The runner-up was the USA’s Dan Madwed in 1:58.52. Madwed hung back through the first 100 meters, made a bit of a move in the 3rd 50, and then really went after the closing length. He was able to out-touch Brazil’s Kaio Almeida, who was in bronze at 1:58.78. Former Florida swimmer Omar Pinzon, representing Colombia, was in contention through 150 meters, but really fell apart on the last length and touched 4th.
Robert Margalis was 6th in 2:01.95.
Women’s 100 breaststroke
Tucson Ford swimmer Annie Chandler used a massive height advantage to launch herself to victory in the women’s 100 breaststroke. The 6’0 former NCAA Champion had a 5-inch height advantage over silver-medalist Ashley Wanland and a 6-inch height advantage over bronze-medalist Ashley McGregor in the race.
As it was, she rode that height to a big win in 1:07.90, which was the 3rd-best time of her career and left her only .12 away from Annamay Pierse’s Meet Record in the event. Her fellow American Wanland, a senior at Wisconsin, capped another 1-2 American finish with a 1:08.55, and the Canadian McGregor, who will be swimming for Texas A&M in the fall, took bronze in a career-best 1:08.96.

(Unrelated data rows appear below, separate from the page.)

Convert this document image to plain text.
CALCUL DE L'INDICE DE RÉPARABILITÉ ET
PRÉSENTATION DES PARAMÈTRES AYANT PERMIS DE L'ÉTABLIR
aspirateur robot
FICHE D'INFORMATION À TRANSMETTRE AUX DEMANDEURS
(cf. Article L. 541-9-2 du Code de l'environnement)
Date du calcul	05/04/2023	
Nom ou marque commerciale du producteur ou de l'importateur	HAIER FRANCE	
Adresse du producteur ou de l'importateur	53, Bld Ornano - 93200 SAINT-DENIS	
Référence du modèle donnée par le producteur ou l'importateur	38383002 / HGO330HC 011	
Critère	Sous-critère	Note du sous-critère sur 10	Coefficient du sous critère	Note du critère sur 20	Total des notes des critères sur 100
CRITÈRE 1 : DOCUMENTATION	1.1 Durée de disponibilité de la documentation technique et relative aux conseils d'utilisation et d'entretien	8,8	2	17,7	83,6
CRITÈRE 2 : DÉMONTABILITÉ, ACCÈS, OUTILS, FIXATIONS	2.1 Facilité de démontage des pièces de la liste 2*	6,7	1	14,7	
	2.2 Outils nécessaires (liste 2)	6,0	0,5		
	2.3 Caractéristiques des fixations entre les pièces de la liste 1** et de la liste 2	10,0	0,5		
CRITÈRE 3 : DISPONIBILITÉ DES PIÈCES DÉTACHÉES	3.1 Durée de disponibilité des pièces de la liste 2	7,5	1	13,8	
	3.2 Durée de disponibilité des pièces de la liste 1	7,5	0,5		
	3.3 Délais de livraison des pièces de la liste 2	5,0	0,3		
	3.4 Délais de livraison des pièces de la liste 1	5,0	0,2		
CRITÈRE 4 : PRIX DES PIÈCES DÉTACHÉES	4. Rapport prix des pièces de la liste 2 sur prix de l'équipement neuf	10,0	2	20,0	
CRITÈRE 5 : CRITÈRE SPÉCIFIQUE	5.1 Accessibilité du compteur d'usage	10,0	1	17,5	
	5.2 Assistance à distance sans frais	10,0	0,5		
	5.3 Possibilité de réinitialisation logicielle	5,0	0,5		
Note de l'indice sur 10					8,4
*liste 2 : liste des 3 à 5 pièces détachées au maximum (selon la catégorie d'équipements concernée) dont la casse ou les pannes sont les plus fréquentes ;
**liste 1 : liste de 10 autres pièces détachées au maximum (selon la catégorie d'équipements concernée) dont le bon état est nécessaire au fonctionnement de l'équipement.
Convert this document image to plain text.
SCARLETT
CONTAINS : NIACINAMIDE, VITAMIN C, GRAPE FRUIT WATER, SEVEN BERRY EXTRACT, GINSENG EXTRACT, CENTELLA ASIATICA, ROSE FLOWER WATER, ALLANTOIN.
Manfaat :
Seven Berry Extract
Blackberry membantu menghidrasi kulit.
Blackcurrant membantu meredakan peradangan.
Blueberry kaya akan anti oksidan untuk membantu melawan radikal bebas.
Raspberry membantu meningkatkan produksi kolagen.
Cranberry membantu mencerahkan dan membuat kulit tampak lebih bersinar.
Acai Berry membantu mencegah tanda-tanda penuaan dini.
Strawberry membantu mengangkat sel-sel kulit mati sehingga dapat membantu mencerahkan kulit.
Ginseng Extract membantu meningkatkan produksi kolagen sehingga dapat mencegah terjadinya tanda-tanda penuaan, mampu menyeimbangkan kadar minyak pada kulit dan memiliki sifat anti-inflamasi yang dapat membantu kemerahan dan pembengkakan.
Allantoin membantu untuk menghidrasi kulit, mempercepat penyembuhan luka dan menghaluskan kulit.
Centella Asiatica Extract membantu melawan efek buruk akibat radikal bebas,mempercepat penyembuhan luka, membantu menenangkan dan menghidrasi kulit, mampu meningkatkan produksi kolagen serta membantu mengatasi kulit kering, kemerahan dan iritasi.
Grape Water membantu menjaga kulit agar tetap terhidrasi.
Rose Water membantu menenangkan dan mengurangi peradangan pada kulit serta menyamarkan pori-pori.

Jamaica’s Alia Atkinson broke another National Record by bettering her prelims time, and took 4th in 1:09.11. Future Minnesota Gopher, and current Canadian, Kierra Smith was 5th in 1:10.23.
All-in-all a nice race, considering that the swimmers were on the ready bench for nearly 45 minutes while the men’s 200 fly was being sorted out.
Men’s 100 backstroke
The men’s 100 backstroke tacked up yet another win for the Brazilian men, who have now won 6 of the 7 golds in the meet. They’re on pace to surpass their dominating 2007 meet, where they took 10 golds, though the American men should have a distinct advantage when we get to the 200+ freestyle races.
As for this swim, Thiago Pereira took a win in 54.56 by a lunge. The 200-meter man used his endurance for a great back-half, and simply out-timed the USA”s Eugene Godsoe to the touch. Godsoe’s time was 54.61, followed by another Brazilian medal from Guilherme Guido in 54.81. The other American, David Russell, made a solid back-half effort to earn a podium spot, but he came up just short in 54.87.
And how about the name on the 8th-place finisher from Paraguay in 57.63. It was none other than Ben Hockin, the British National Record holder who was suspended in 2008 when he decided to start competing for Paraguay without telling British Swimming about it.
The Americans are still holding on to the top of the medal table, on the strength of a 7-event sweep thus far from the women. The Venezuelans are having a great meet as well, with 4 medals, and that’s even waiting for National swimming hero Albert Subirats to swim his only individual event (the 100 fly) on Thursday.